Teck Resources Limited announced today it is setting a goal to become a nature positive company including through conserving or rehabilitating at least three hectares for every one hectare affected by its mining activities.
Teck is taking immediate action towards achieving this ambitious goal through land conservation investments that will protect 14,000 hectares of wildlife habitat and ecosystems in Canada and Chile.

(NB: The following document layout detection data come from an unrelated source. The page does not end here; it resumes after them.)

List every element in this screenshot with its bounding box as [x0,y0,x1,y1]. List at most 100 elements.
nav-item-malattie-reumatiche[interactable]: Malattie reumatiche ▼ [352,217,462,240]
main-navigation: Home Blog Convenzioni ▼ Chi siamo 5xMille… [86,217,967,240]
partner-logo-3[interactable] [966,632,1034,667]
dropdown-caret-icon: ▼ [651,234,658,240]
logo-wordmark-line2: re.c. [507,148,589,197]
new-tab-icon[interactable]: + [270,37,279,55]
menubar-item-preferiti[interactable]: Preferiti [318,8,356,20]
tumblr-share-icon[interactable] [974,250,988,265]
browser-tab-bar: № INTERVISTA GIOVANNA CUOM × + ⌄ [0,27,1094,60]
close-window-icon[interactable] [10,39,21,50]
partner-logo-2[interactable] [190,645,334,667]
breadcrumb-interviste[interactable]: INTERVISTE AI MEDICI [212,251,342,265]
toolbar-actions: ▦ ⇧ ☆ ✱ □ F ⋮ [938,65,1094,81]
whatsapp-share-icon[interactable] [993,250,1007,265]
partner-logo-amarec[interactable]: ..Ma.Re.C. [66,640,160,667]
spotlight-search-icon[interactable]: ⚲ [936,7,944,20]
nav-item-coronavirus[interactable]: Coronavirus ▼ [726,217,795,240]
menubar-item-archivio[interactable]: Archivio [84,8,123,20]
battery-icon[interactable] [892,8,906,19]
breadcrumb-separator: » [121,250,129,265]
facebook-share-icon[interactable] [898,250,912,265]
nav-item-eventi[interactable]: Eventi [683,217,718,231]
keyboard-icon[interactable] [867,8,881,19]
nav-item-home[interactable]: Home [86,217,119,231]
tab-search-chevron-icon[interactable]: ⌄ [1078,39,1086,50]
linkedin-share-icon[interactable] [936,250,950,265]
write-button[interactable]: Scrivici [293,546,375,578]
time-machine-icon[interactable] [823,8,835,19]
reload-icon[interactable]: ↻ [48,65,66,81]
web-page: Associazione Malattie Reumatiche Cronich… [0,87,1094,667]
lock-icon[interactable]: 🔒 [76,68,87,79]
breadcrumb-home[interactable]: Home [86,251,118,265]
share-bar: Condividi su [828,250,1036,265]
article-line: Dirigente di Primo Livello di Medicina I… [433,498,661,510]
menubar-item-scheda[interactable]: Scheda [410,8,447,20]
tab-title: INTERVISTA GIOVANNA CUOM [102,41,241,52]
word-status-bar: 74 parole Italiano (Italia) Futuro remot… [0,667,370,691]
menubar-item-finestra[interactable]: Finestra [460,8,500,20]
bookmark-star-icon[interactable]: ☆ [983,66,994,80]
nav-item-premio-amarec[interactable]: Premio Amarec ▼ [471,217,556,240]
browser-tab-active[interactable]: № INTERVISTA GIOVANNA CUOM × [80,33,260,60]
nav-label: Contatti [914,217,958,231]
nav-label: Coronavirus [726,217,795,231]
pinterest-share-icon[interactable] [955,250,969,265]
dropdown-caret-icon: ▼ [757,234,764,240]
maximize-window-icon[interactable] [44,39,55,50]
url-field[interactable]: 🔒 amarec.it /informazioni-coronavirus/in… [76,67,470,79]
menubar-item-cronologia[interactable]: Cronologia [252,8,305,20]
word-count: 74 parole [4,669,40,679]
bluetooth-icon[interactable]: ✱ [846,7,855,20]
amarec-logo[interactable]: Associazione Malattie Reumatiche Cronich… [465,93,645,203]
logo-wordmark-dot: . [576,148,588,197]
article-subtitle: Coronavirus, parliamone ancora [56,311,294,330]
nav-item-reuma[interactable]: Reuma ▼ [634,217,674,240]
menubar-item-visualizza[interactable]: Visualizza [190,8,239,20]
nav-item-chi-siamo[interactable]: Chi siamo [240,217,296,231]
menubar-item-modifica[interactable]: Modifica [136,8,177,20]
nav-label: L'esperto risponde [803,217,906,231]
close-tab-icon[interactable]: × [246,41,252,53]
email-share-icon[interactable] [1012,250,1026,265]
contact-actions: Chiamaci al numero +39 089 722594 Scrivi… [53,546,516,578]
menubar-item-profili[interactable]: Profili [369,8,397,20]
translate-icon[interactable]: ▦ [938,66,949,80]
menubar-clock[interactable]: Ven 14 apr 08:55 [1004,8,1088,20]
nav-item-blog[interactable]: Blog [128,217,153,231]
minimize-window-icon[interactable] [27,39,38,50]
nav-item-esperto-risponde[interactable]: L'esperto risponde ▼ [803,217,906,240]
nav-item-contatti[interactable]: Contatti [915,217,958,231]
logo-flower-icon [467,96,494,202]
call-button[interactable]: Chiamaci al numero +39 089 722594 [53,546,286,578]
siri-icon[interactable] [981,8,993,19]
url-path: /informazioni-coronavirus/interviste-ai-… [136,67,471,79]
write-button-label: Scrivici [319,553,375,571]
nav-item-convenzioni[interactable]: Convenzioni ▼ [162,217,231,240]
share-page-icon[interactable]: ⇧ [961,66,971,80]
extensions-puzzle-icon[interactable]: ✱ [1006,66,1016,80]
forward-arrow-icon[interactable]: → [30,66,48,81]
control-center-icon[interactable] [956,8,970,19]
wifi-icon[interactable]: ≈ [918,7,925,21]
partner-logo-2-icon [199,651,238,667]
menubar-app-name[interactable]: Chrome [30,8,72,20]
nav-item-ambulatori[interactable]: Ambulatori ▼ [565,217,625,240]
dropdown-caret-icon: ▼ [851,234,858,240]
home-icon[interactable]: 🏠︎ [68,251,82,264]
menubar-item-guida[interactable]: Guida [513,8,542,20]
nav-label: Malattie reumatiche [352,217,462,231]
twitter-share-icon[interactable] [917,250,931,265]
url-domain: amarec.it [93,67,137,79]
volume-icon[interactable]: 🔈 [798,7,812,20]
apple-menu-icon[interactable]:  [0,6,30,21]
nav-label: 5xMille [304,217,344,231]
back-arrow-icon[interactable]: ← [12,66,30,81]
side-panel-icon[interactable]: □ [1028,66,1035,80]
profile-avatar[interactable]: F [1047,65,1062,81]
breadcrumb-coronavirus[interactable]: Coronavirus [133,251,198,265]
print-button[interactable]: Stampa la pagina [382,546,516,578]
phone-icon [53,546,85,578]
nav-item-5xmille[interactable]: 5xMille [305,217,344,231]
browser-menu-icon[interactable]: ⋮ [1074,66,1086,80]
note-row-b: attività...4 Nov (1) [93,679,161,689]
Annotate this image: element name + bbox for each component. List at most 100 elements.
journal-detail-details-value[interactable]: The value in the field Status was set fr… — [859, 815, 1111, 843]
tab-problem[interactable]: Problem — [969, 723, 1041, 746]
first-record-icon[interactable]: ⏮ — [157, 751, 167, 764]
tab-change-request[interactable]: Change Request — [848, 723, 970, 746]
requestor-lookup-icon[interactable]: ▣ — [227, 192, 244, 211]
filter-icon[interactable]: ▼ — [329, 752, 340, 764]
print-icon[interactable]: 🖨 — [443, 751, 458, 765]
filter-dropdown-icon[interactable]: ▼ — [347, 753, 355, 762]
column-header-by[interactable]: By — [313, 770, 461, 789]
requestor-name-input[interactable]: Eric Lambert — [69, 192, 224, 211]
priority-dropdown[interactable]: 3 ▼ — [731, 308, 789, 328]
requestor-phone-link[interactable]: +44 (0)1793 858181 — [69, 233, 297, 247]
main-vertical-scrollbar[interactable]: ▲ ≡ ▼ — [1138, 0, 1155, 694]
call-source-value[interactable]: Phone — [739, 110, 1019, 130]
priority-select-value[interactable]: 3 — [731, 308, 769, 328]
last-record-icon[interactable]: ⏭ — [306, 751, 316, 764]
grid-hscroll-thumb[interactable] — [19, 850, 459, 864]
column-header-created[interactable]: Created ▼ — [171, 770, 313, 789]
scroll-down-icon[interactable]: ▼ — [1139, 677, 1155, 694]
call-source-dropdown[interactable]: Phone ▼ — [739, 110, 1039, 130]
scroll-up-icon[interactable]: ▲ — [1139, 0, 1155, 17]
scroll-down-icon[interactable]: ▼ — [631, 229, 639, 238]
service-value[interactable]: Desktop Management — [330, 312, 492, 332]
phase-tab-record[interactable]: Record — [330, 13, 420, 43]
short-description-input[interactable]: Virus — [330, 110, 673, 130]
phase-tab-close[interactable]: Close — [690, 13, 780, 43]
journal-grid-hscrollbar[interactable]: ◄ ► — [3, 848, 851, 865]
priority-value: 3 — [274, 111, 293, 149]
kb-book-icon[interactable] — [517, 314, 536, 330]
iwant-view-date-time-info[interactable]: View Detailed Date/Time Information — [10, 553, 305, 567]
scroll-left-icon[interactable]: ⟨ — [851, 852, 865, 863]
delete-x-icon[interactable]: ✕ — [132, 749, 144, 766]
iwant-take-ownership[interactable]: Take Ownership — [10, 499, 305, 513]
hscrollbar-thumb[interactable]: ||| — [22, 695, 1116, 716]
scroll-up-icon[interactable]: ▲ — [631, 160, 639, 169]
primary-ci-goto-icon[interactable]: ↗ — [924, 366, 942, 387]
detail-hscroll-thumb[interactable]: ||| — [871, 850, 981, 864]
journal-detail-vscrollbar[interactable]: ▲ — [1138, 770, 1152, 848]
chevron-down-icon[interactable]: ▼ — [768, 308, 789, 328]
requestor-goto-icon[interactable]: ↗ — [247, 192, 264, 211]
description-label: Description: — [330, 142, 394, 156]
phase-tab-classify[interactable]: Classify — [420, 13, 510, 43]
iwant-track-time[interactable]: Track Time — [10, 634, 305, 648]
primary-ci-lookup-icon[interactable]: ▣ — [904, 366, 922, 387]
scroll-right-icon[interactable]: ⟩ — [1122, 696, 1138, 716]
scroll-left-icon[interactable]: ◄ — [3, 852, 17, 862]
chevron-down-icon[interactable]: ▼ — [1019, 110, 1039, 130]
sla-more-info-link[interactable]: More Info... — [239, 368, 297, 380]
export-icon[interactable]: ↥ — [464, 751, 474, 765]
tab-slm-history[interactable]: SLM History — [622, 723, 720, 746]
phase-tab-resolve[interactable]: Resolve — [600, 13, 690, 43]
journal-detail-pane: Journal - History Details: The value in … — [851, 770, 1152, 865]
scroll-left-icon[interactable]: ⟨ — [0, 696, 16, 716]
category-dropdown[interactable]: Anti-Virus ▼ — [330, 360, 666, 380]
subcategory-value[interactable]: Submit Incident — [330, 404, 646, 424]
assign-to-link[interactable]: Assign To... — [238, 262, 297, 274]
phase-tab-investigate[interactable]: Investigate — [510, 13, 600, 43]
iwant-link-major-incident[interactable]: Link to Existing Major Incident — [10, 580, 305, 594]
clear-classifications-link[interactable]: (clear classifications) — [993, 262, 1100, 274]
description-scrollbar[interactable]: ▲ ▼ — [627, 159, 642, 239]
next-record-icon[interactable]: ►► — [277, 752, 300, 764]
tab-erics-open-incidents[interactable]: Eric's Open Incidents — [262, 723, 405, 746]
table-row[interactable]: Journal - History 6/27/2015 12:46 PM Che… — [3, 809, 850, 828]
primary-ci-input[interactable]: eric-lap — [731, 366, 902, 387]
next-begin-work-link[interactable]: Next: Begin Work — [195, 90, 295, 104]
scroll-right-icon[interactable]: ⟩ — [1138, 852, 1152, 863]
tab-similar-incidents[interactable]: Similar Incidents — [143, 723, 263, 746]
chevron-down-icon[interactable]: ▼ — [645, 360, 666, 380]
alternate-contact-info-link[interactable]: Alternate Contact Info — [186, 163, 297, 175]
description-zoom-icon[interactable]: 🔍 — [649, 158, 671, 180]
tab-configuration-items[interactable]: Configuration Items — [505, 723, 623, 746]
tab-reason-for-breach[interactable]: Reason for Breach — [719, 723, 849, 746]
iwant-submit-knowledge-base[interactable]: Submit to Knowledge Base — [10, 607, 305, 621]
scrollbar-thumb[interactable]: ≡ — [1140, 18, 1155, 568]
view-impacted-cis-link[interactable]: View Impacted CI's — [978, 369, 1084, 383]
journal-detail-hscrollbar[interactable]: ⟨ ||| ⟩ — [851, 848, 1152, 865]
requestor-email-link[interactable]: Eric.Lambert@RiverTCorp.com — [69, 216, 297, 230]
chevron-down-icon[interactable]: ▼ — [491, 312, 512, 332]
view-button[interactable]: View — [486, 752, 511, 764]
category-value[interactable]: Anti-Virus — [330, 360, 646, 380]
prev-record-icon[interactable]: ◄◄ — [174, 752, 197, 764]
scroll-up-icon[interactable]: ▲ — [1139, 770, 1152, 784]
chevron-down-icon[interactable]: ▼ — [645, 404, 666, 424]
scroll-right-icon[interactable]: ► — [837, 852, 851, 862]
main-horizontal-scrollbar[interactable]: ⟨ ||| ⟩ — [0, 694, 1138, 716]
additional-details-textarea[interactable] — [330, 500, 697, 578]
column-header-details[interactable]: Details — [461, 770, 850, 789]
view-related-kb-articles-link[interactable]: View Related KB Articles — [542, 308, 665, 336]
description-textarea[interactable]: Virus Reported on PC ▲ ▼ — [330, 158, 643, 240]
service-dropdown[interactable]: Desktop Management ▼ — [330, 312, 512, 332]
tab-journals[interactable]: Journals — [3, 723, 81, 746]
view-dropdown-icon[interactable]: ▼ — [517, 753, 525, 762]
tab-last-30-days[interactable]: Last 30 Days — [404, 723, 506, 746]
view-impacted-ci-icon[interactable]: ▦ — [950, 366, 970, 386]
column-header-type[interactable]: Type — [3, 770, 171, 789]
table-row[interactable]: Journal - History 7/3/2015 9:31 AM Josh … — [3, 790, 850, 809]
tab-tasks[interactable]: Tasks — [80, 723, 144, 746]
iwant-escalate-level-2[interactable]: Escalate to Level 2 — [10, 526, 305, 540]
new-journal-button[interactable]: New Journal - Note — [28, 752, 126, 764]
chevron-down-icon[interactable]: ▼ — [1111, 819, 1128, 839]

This is equivalent to over 40 percent of our current mining footprint and equal to 35 Stanley Parks in Vancouver; 40 Central Parks in New York; more than twice the size of Manhattan; or 20,000 football (soccer) fields.
“We are committed to working with local partners, communities and Indigenous Peoples to conserve ecologically and culturally significant lands and work towards the goal of becoming a nature positive mining company by 2030,” said Don Lindsay, President and CEO, Teck. “Nature loss is a serious global challenge that we are all called on to do our part to halt and reverse. Working towards being nature positive in each region we operate builds on Teck’s long-standing commitment to biodiversity and reflects the passion of our employees for caring for the land where they live and work.”
Teck’s new conservation initiatives announced today protect 14,000 hectares and include:
• $2 million donation to the Nature Conservancy of Canada (NCC) for the purchase and ongoing management of the nearly 8,000-hectare Next Creek Watershed in the East Kootenays of British Columbia. Next Creek was the last remaining unprotected land within the Darkwoods Conservation Area and this purchase protects the ecological integrity of a conservation network that has national and international significance.
• Donation to NCC of approximately 162 hectares of Teck-owned land in the Wycliffe Wildlife Corridor, also known as the Luke Creek Conservation Corridor, near Kimberley, B.C., and further donation of $600,000 for the ongoing management of the land.
• 5,800 hectares of a unique and high-value wetland ecosystem near Teck’s Quebrada Blanca Operations in Chile will be protected in partnership with the Ollagüe Quechua community. Known as the Salar de Alconcha, or Alconcha Salt Flat, the lands are located northwest of the village of Ollagüe near the Bolivian border at 4,123 meters above sea level. The initiative is the first of its kind in Chile.
• $10 million to create an Indigenous Stewardship Fund that will support Indigenous communities and partners in the development of Indigenous-focused environmental stewardship initiatives as well as engagement, education, capacity-building and participation in support of conservation objectives in regions where Teck operates.
• $12 million in new funding to the Nature Conservancy of Canada to support future high priority conservation projects in B.C., in addition to those announced today.
The conservation investments announced today build on Teck’s purchase of over 7,000 hectares of private lands in the Elk and Flathead River Valleys of British Columbia, set aside for conservation. Teck’s purchase of these lands in 2013 was one of the single biggest private sector investments in land conservation in B.C. history. In 2021, Teck and the Ktunaxa Nation announced the signing of a Joint Management Agreement to ensure the protection of the area’s social, cultural and ecological value.
Nature Positive by 2030
The World Economic Forum ranks biodiversity loss and ecosystem collapse as one of the top threats humanity will face this decade, and global leaders, including the G7, are calling for the world to become both net zero and nature positive.
For Teck, working to become nature positive means that by 2030, our conservation, protection and restoration of land and biodiversity will exceed the disturbance caused by our mining activities from a 2020 baseline. In doing so, we will conserve or rehabilitate at least three hectares for every one hectare affected by our mining activities, and take action immediately in three focus areas:
• Nature positive decision making guided by Western science and Indigenous learning, including assessing the biodiversity impacts of our actions and avoiding or minimizing negative impacts where possible as part of our planning.
• Rehabilitation excellence to accelerate our pace of rehabilitation to ensure it is in progress for all eligible land impacted by mining at our operations by 2030.
• Conservation, protection and restoration through further partnerships such as those announced today. The conservation projects announced today total 14,000 hectares, equivalent to over 40% of Teck’s current mining footprint.
Recognizing the global imperative to halt and reverse nature loss by 2030 and the critical role natural climate solutions can play in mitigating climate change, this commitment also supports Teck’s net-zero climate strategy and its contribution to the United Nations Sustainable Development Goals.